To control the biodegradation rate of AZ91 magnesium alloy in physiological environments, composite films of ZIF-8 MOF/chitosan were deposited on the surface by electrospinning. Plate-like MOF particles with lateral sizes of 70–80 nm with an aspect ratio of 0.3 and a specific surface area of 1789 m2 g−1 were prepared by solvothermal methods. Continuous, uniform, and bead-free fibers with an average diameter of 30 µm were deposited on the surface of the magnesium alloy. The incorporation of ZIF-8 particles in the chitosan coating did not significantly change the size and uniformity of the fibers, but the particles tended to decorate the surface of the polymer. In vitro evaluations of biodegradation in PE by electrochemical methods indicated that the corrosion current of AZ91 alloy decreased by ⁓ 50% after surface modification by the fibrous chitosan coating. The incorporation of MOF particles further reduced the corrosion current by ⁓ 65%. The rate of hydrogen evolution was also reduced significantly.
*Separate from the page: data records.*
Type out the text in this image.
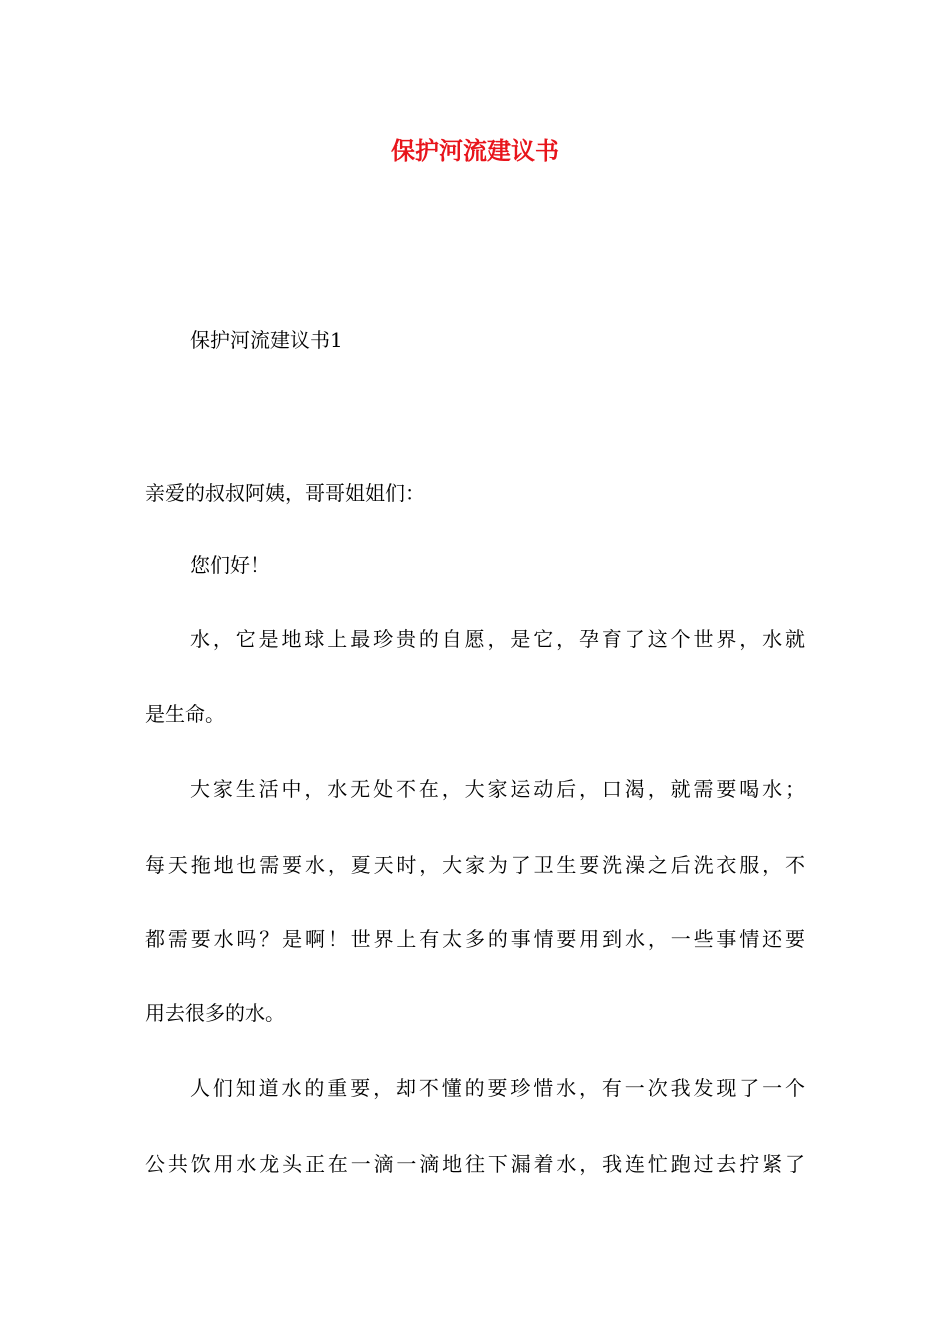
保护河流建议书

保护河流建议书1

亲爱的叔叔阿姨，哥哥姐姐们：

您们好！

水，它是地球上最珍贵的自愿，是它，孕育了这个世界，水就

是生命。

大家生活中，水无处不在，大家运动后，口渴，就需要喝水；

每天拖地也需要水，夏天时，大家为了卫生要洗澡之后洗衣服，不

都需要水吗？是啊！世界上有太多的事情要用到水，一些事情还要

用去很多的水。

人们知道水的重要，却不懂的要珍惜水，有一次我发现了一个

公共饮用水龙头正在一滴一滴地往下漏着水，我连忙跑过去拧紧了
EIS determined that the polymer and composite films operated as a physical barrier and increased the charge transfer resistance while changing the capacitive behavior of the biodegradation process. The degradation products were changed from magnesium compounds for the bare metal to hydroxyapatite precipitates with more complex Ca–Zn–Si compounds. In vitro cytotoxicity examinations also revealed that surface modifications improved the biocompatibility due to the reduced degradation rate of Mg in the physiological medium. In contrast to the bare metal, cell adhesion with filopodia formation and cell spreading were also improved. Therefore, the MOF-chitosan composite coating showed promising potential for the surface modification of magnesium alloys to limit their biodegradation in vitro. In vivo examinations, however, are required to evaluate the biological response of the surface-modified BMIs to reveal their potential applications for bone regeneration.